Başvuruyu değerlendiren Ankara 9. İdare Mahkemesi 2018'de "yaşadığı evlilik dışı birlikteliğin anayasal koruma altında olan aile kurumunu zedeleyici ve Türk toplumunun milli ve manevi değerlerine aykırı olması" nedeniyle A.S.'nin "iyi ahlak sahibi olmadığına" karar verdi.

AYM’DEN TOPLUMUN DEĞERLERİNİ YOK SAYAN KARAR

Bunun üzerine bölge İdare Mahkemesi'ne giden A.S.'nin itirazı burada da sonuç vermedi.

İdare mahkemesinden istediği kararı alamayan A.S. aynı yıl Anayasa Mahkemesi'ne başvurdu.

4 yıl sonra karar veren AYM, mevzuatta aranan "iyi ahlak sahibi olma" şartının soyut bir içeriğe sahip olduğunu, bu yüzden her başvurucu için somut verilerle ortaya konması gerektiğini belirtti.

İdare Mahkemesi'nin gerekçe olarak 13 yıllık evlilik dışı birliktelik yaşamasını gösterdiğini hatırlatan AYM, mahkemenin başka bir araştırma yapmadan karar verdiğini açıkladı ve "vatandaşlık talebinin reddedilmesiyle ortaya çıkan özel hayata saygı hakkına yönelik müdahalenin ilgili ve yeterli bir gerekçe içermediği ve bu bağlamda demokratik toplum düzeninin gereklerine uygun olmadığı sonucuna ulaşılmıştır" ifadelerini kullanarak ahlaksızlığa kapı araladı.

AYM, bunun Anayasa'nın 20. maddesiyle güvence altına alınan özel hayata saygı hakkının ihlali olduğuna hükmetti.

İnönü Üniversitesi Hukuk Fakültesi'nden akademisyen Elif Çelik de Twitter'da yaptığı paylaşımda "iyi ahlak sahibi olma" şartının "açıkça ayrımcılık gözettiğini" söyledi.

AYM’nin “özel hayatın gizliliği” gerekçesi üzerinden davayı değerlendirmesi; ancak “ailenin korunması” konusundaki kanun ve toplumsal değerleri göz ardı etmesi kamuoyunda tepkilere neden oldu.

Bu konuda Anayasa maddesinde de ailenin toplumun temeli olduğu ve yasalarla koruma altında olduğu ifade edilmiştir.
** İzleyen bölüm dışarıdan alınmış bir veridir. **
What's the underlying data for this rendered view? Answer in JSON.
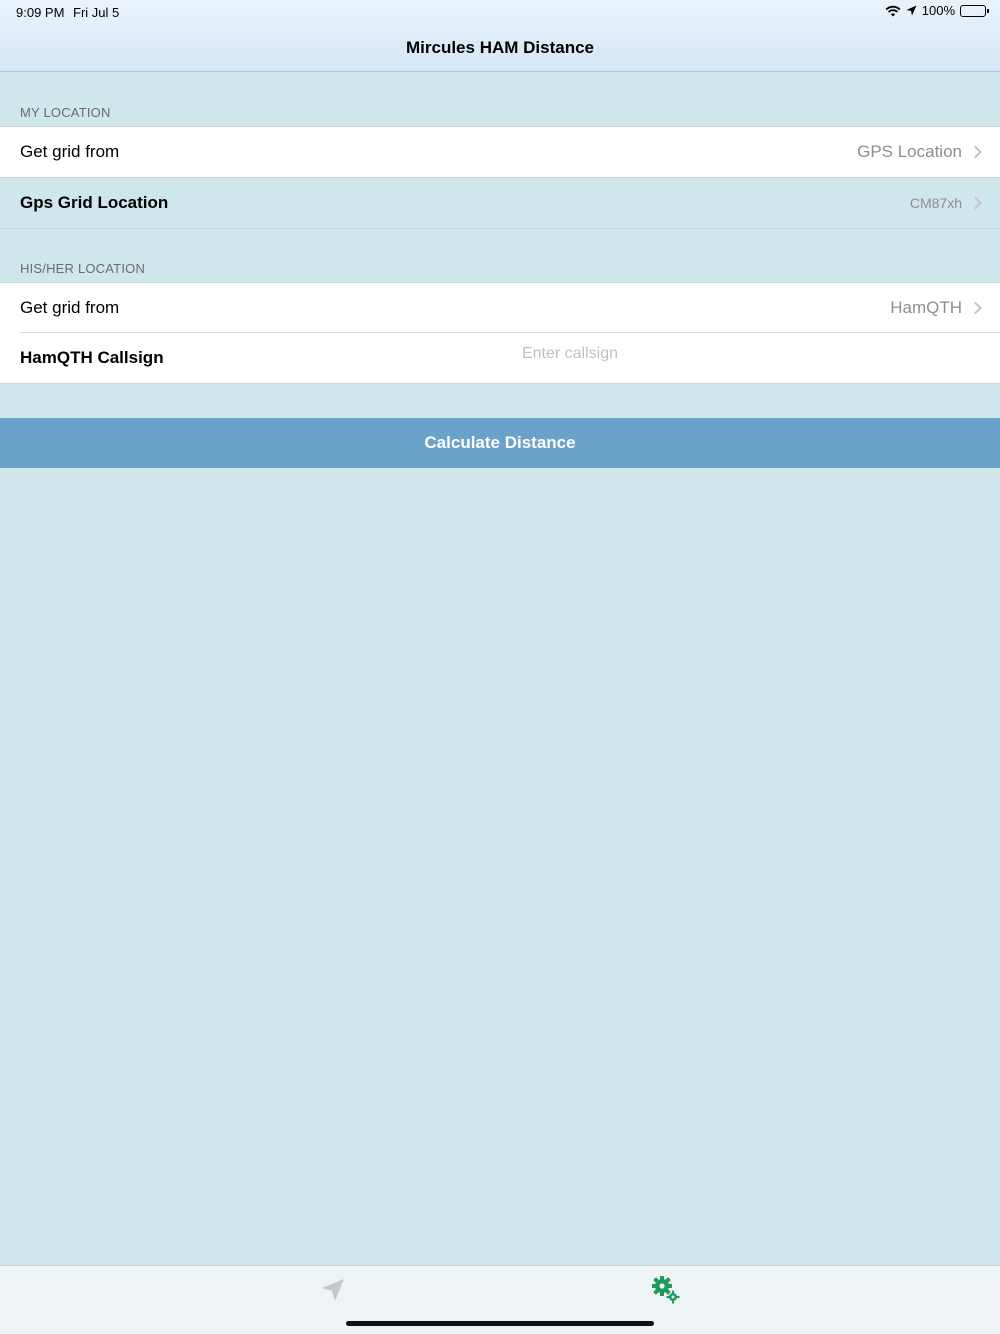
{
  "status_bar": {
    "time": "9:09 PM",
    "date": "Fri Jul 5",
    "battery_percent": "100%"
  },
  "nav": {
    "title": "Mircules HAM Distance"
  },
  "my_location": {
    "header": "MY LOCATION",
    "grid_source_label": "Get grid from",
    "grid_source_value": "GPS Location",
    "gps_grid_label": "Gps Grid Location",
    "gps_grid_value": "CM87xh"
  },
  "their_location": {
    "header": "HIS/HER LOCATION",
    "grid_source_label": "Get grid from",
    "grid_source_value": "HamQTH",
    "callsign_label": "HamQTH Callsign",
    "callsign_value": "",
    "callsign_placeholder": "Enter callsign"
  },
  "actions": {
    "calculate_label": "Calculate Distance"
  },
  "tab_bar": {
    "tabs": [
      {
        "icon": "location-arrow-icon",
        "active": false
      },
      {
        "icon": "gears-icon",
        "active": true
      }
    ]
  },
  "colors": {
    "background": "#cfe6ea",
    "button": "#6ba2ca",
    "active_tab": "#1f9a5a",
    "inactive_tab": "#c3c9cb"
  }
}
MADDE 41.– (Değişik: 3.10.2001-4709/17 md.) Aile, Türk toplumunun temelidir ve eşler arasında eşitliğe dayanır.

 Devlet, ailenin huzur ve refahı ile özellikle ananın ve çocukların korunması ve aile planlamasının öğretimi ile uygulanmasını sağlamak için gerekli tedbirleri alır, teşkilâtı kurar.